Brush Off

 

I've noticed that some gadgets are more useful for things other than what they were intended. Case in point (stupid phrase, but I had to use it once to find out.) baby bottle brushes.

First, if you have a baby bottle that is so milk-encrusted that it requires a brush to get it clean, your child care license is revoked. If you can't be trusted with a baby bottle, how can you be trusted with a baby?

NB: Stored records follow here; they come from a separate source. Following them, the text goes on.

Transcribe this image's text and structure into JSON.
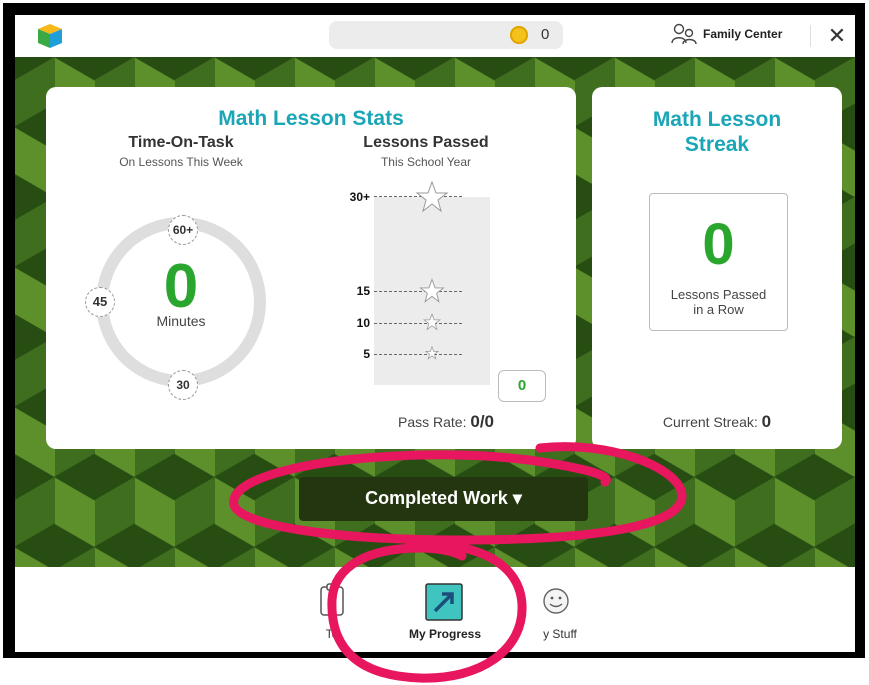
{
  "topbar": {
    "coin_count": "0",
    "family_center_label": "Family Center",
    "close_label": "✕"
  },
  "stats_card": {
    "title": "Math Lesson Stats",
    "time_on_task": {
      "title": "Time-On-Task",
      "subtitle": "On Lessons This Week",
      "value": "0",
      "unit": "Minutes",
      "ring_labels": [
        "60+",
        "45",
        "30"
      ]
    },
    "lessons_passed": {
      "title": "Lessons Passed",
      "subtitle": "This School Year",
      "tick_labels": [
        "30+",
        "15",
        "10",
        "5"
      ],
      "current_value": "0",
      "pass_rate_label": "Pass Rate:",
      "pass_rate_value": "0/0"
    }
  },
  "streak_card": {
    "title_line1": "Math Lesson",
    "title_line2": "Streak",
    "value": "0",
    "value_label_line1": "Lessons Passed",
    "value_label_line2": "in a Row",
    "current_streak_label": "Current Streak:",
    "current_streak_value": "0"
  },
  "completed_work_button": {
    "label": "Completed Work ▾"
  },
  "bottom_nav": {
    "items": [
      {
        "label": "To",
        "icon": "clipboard-icon"
      },
      {
        "label": "My Progress",
        "icon": "arrow-up-right-icon"
      },
      {
        "label": "y Stuff",
        "icon": "smiley-icon"
      }
    ]
  },
  "colors": {
    "teal": "#1aa6b7",
    "green_value": "#2aa52d",
    "annotation": "#e8165e",
    "button_dark": "#24360f"
  }
}
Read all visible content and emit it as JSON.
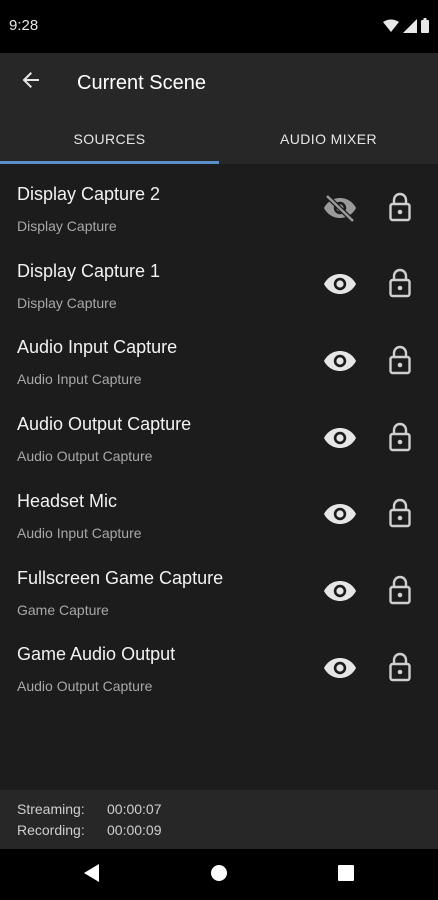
{
  "status_bar": {
    "time": "9:28"
  },
  "app_bar": {
    "title": "Current Scene"
  },
  "tabs": [
    {
      "label": "SOURCES",
      "active": true
    },
    {
      "label": "AUDIO MIXER",
      "active": false
    }
  ],
  "sources": [
    {
      "name": "Display Capture 2",
      "type": "Display Capture",
      "visible": false,
      "locked": true
    },
    {
      "name": "Display Capture 1",
      "type": "Display Capture",
      "visible": true,
      "locked": true
    },
    {
      "name": "Audio Input Capture",
      "type": "Audio Input Capture",
      "visible": true,
      "locked": true
    },
    {
      "name": "Audio Output Capture",
      "type": "Audio Output Capture",
      "visible": true,
      "locked": true
    },
    {
      "name": "Headset Mic",
      "type": "Audio Input Capture",
      "visible": true,
      "locked": true
    },
    {
      "name": "Fullscreen Game Capture",
      "type": "Game Capture",
      "visible": true,
      "locked": true
    },
    {
      "name": "Game Audio Output",
      "type": "Audio Output Capture",
      "visible": true,
      "locked": true
    }
  ],
  "footer": {
    "streaming_label": "Streaming:",
    "streaming_time": "00:00:07",
    "recording_label": "Recording:",
    "recording_time": "00:00:09"
  },
  "colors": {
    "accent": "#5b8fc9",
    "app_bar": "#272727",
    "list_bg": "#1c1c1c"
  }
}
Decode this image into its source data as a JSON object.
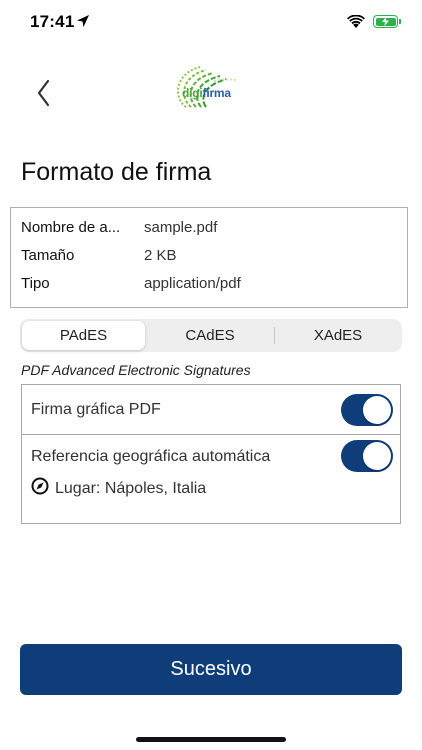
{
  "status_bar": {
    "time": "17:41"
  },
  "brand": {
    "logo_prefix": "digi",
    "logo_suffix": "firma"
  },
  "page": {
    "title": "Formato de firma"
  },
  "file_info": {
    "rows": [
      {
        "label": "Nombre de a...",
        "value": "sample.pdf"
      },
      {
        "label": "Tamaño",
        "value": "2 KB"
      },
      {
        "label": "Tipo",
        "value": "application/pdf"
      }
    ]
  },
  "tabs": [
    {
      "label": "PAdES",
      "selected": true
    },
    {
      "label": "CAdES",
      "selected": false
    },
    {
      "label": "XAdES",
      "selected": false
    }
  ],
  "section": {
    "subtitle": "PDF Advanced Electronic Signatures"
  },
  "options": [
    {
      "label": "Firma gráfica PDF",
      "enabled": true
    },
    {
      "label": "Referencia geográfica automática",
      "enabled": true,
      "location": "Lugar: Nápoles, Italia"
    }
  ],
  "actions": {
    "next_label": "Sucesivo"
  },
  "colors": {
    "primary": "#0f3d7a",
    "battery": "#2bb24c",
    "logo_green": "#4aa63a",
    "logo_blue": "#2a5da8"
  },
  "icons": [
    "location-arrow-icon",
    "wifi-icon",
    "battery-icon",
    "back-chevron-icon",
    "compass-icon"
  ]
}
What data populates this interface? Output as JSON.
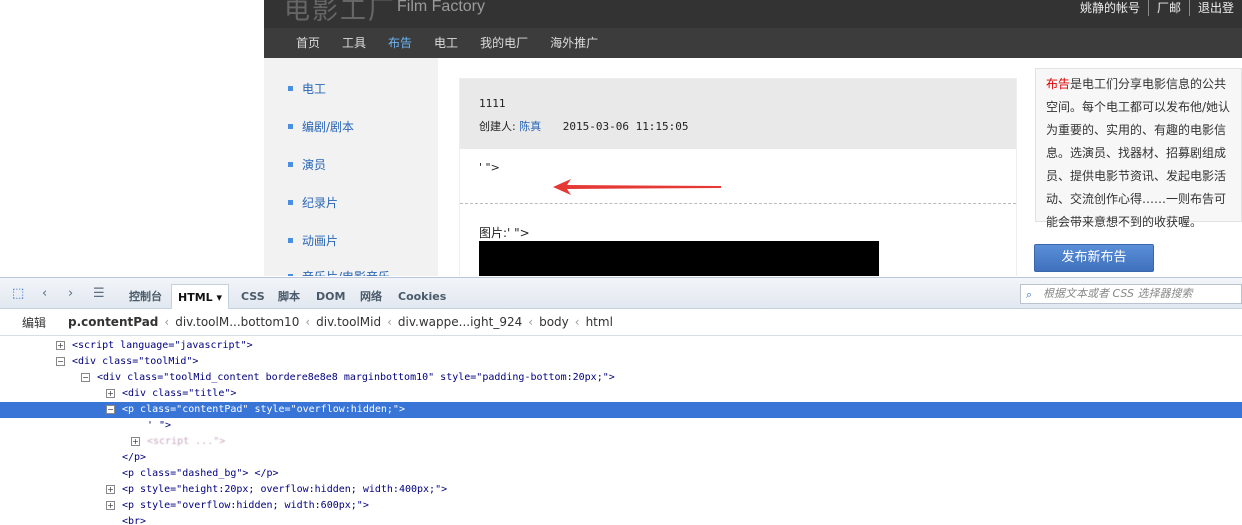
{
  "site": {
    "logo_cn": "电影工厂",
    "logo_en": "Film Factory",
    "header_links": [
      "姚静的帐号",
      "厂邮",
      "退出登"
    ],
    "nav": [
      "首页",
      "工具",
      "布告",
      "电工",
      "我的电厂",
      "海外推广"
    ],
    "nav_active_index": 2,
    "sidebar": [
      "电工",
      "编剧/剧本",
      "演员",
      "纪录片",
      "动画片",
      "音乐片/电影音乐"
    ],
    "post": {
      "title": "1111",
      "creator_label": "创建人:",
      "creator": "陈真",
      "date": "2015-03-06 11:15:05",
      "body_text": "' \">",
      "pic_label": "图片:' \">"
    },
    "notice": {
      "keyword": "布告",
      "text": "是电工们分享电影信息的公共空间。每个电工都可以发布他/她认为重要的、实用的、有趣的电影信息。选演员、找器材、招募剧组成员、提供电影节资讯、发起电影活动、交流创作心得……一则布告可能会带来意想不到的收获喔。"
    },
    "post_button": "发布新布告"
  },
  "devtools": {
    "tabs": [
      "控制台",
      "HTML ▾",
      "CSS",
      "脚本",
      "DOM",
      "网络",
      "Cookies"
    ],
    "active_tab_index": 1,
    "search_placeholder": "根据文本或者 CSS 选择器搜索",
    "edit_label": "编辑",
    "breadcrumbs": [
      "p.contentPad",
      "div.toolM...bottom10",
      "div.toolMid",
      "div.wappe...ight_924",
      "body",
      "html"
    ],
    "tree": [
      {
        "toggle": "+",
        "indent": 0,
        "text": "<script language=\"javascript\">"
      },
      {
        "toggle": "-",
        "indent": 0,
        "text": "<div class=\"toolMid\">"
      },
      {
        "toggle": "-",
        "indent": 1,
        "text": "<div class=\"toolMid_content bordere8e8e8 marginbottom10\" style=\"padding-bottom:20px;\">"
      },
      {
        "toggle": "+",
        "indent": 2,
        "text": "<div class=\"title\">"
      },
      {
        "toggle": "-",
        "indent": 2,
        "text": "<p class=\"contentPad\" style=\"overflow:hidden;\">",
        "selected": true
      },
      {
        "toggle": "",
        "indent": 3,
        "text": "' \">"
      },
      {
        "toggle": "+",
        "indent": 3,
        "text": "<script ...\">",
        "blurred": true
      },
      {
        "toggle": "",
        "indent": 2,
        "text": "</p>"
      },
      {
        "toggle": "",
        "indent": 2,
        "text": "<p class=\"dashed_bg\"> </p>"
      },
      {
        "toggle": "+",
        "indent": 2,
        "text": "<p style=\"height:20px; overflow:hidden; width:400px;\">"
      },
      {
        "toggle": "+",
        "indent": 2,
        "text": "<p style=\"overflow:hidden; width:600px;\">"
      },
      {
        "toggle": "",
        "indent": 2,
        "text": "<br>"
      }
    ]
  },
  "colors": {
    "selection": "#3875d7",
    "arrow": "#e53935",
    "link": "#2a66b5",
    "accent_red": "#d00000"
  }
}
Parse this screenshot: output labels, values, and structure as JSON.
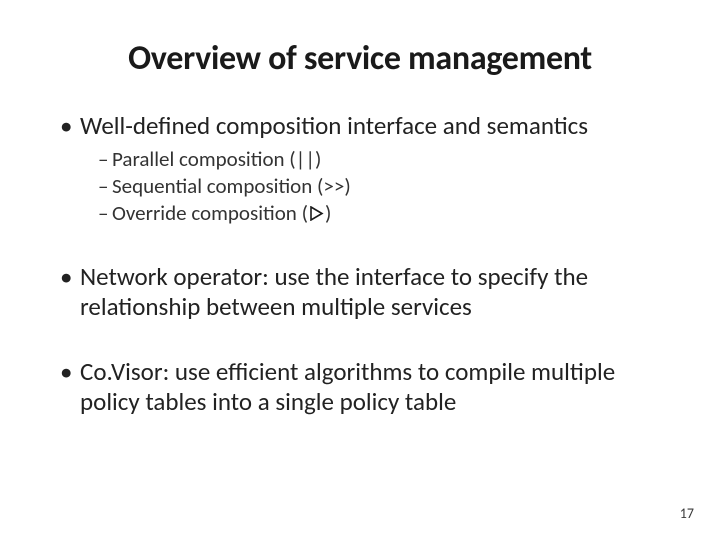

But I digress. I have a baby bottle brush because before Ryanne was born, I offered to take care of her until she was old enough to go to a regular day care. Like all first time mothers, Tracy was loaded down with an unbelievable variety of baby products including tiny spoons, thermometers, manicure and pedicure devices and a bulbous rubber thing that resembled an abbreviated turkey baster which I never quite figured out what its supposed was. Rumor has it that they are used in hospitals to suction mucus (note to brother who once made a query on this subject) from a congested infant's nose. Totally creepy and another reason to stay away from hospitals.

And several bottle brushes, one of which arrived in my taking care of Ryanne package. I didn't use it for years, even after Ryanne moved beyond tippy cups, but eventually I decided there were cleaning projects it could be used for. But mostly I was wrong. The size and shape of the brush and bristles made it totally useless for cleaning grooves and tight corners, but I never gave up on it. I just couldn't bring myself to throw something away that had never accomplished a single brush type task.

Today I discovered it's perfect purpose, but this is getting way to long for a blog, so let me just take a short cut.

Dryer lint. A tale for another blog, another day.